Die gestrige Pressekonferenz der Provinzregierung von Hubei verbreitet sich im Netz rasend schnell und hat viele Menschen verärgert.8 Der Ausdruck von Niedergeschlagenheit und Erschöpfung auf den Gesichtern der drei Beamten und ihre ständigen Versprecher machten ihre Verstörung deutlich sichtbar. In gewisser Weise sind sie bemitleidenswert. Auch sie dürften Familienangehörige in Wuhan haben, ihre Selbstbezichtigungen halte ich für glaubwürdig. Wie sich das Ganze soweit entwickeln konnte, muss nachträglich aufgearbeitet und natürlich der Öffentlichkeit zur Kenntnis gebracht werden.

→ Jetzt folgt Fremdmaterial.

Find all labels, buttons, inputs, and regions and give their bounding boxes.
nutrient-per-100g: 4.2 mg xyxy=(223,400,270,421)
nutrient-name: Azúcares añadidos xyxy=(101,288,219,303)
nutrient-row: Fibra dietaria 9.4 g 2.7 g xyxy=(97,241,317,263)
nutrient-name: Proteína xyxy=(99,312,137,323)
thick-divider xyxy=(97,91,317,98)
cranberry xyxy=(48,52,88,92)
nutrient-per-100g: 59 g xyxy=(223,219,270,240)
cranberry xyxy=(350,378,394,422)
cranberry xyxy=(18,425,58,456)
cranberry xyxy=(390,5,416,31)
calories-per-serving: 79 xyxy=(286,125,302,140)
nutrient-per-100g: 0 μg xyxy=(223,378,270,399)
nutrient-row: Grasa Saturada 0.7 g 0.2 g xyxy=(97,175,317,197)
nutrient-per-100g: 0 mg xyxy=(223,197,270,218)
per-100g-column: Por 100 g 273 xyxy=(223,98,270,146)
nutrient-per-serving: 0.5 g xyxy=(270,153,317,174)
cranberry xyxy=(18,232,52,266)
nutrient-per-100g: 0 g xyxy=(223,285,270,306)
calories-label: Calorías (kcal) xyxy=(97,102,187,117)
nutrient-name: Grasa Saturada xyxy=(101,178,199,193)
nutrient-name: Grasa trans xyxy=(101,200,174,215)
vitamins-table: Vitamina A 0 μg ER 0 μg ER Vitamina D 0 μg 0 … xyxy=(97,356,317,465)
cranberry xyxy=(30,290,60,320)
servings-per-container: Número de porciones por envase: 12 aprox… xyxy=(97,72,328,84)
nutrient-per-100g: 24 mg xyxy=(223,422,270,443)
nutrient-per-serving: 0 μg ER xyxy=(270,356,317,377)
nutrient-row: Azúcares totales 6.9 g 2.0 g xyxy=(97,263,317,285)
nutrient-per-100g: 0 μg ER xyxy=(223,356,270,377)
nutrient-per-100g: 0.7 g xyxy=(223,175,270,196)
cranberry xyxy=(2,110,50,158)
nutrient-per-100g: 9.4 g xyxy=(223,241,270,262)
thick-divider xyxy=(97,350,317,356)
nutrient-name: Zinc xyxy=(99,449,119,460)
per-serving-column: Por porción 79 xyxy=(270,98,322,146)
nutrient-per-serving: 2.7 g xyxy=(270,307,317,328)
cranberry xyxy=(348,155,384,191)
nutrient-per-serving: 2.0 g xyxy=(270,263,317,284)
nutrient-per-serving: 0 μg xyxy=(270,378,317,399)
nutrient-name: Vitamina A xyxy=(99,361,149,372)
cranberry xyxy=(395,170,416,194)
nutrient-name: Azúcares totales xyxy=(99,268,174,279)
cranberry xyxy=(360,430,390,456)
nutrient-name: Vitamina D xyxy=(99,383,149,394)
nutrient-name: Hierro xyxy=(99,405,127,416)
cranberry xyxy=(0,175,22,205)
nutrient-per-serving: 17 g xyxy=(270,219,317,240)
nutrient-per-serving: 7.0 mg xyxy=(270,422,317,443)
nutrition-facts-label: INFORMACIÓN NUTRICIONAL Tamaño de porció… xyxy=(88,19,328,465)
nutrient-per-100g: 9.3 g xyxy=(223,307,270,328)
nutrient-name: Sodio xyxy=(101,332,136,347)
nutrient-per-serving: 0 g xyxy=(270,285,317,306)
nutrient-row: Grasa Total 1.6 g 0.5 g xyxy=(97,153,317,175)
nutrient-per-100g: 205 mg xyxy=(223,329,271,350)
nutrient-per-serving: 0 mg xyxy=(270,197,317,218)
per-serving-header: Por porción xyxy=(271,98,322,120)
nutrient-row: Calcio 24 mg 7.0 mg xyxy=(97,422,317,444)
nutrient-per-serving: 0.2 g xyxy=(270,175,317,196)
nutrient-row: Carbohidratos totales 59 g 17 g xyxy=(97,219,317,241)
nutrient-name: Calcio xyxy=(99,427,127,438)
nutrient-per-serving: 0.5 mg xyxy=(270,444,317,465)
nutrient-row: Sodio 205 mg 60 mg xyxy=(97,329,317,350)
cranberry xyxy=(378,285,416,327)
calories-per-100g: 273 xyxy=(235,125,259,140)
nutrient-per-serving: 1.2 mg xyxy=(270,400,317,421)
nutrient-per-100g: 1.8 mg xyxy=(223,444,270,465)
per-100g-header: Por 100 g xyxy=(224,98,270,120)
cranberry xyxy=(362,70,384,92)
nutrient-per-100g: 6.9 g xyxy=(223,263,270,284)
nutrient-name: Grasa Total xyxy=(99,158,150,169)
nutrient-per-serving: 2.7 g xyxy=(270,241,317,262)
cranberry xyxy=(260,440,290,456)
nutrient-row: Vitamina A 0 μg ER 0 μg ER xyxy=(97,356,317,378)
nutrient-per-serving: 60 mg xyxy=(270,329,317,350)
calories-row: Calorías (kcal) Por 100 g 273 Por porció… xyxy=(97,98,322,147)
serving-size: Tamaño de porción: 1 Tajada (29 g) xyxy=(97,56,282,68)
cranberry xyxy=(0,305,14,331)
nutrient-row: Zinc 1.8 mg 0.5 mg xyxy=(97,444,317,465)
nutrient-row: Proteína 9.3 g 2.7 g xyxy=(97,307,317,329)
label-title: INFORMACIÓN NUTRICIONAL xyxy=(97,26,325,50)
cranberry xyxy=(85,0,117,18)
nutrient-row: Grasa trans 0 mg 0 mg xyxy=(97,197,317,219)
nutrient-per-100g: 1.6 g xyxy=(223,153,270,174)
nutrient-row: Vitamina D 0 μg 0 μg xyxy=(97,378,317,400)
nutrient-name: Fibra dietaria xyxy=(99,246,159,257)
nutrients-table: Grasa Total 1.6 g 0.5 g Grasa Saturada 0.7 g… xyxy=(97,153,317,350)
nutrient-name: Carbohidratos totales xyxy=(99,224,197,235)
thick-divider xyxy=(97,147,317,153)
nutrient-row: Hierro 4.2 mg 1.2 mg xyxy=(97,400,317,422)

Die Achtlosigkeit und Untätigkeit der Wuhaner Behörden in der Frühphase der Epidemie und die Hilflosigkeit und Unfähigkeit der Funktionäre vor und nach der Verhängung der Abriegelung, haben in der Bevölkerung eine gewaltige Panik ausgelöst und allen Wuhaner Bürgern Schaden zugefügt. Damit werde ich mich noch ausführlich befassen. An dieser Stelle möchte ich betonen, dass das Verhalten der Wuhaner Beamten dem Verhalten des durchschnittlichen chinesischen Funktionärs entspricht. Sie sind in keiner Weise schlechter als andere Beamte, sie haben einfach nur mehr Pech gehabt. Beamte halten sich seit jeher an schriftliche Anweisungen; sobald die ausbleiben, wissen sie nicht, was sie tun sollen. Hätte sich das Gleiche zur selben Zeit in irgendeiner anderen Provinz ereignet, hätten sich die dortigen Funktionäre auch nicht besser verhalten. Es sind die üblen Folgen der Negativauslese in der Beamtenschaft, des leeren, politisch korrekten Geschwätzes und der Missachtung von Tatsachen, die üblen Folgen des Verbots, die Wahrheit auszusprechen, die Verhinderung der Medien, den wahren Sachverhalt zu berichten, die wir jetzt auszubaden haben. Hubei hat sich lediglich vorgedrängt und bekommt jetzt eben als Erstes einen großen Bissen zu kosten.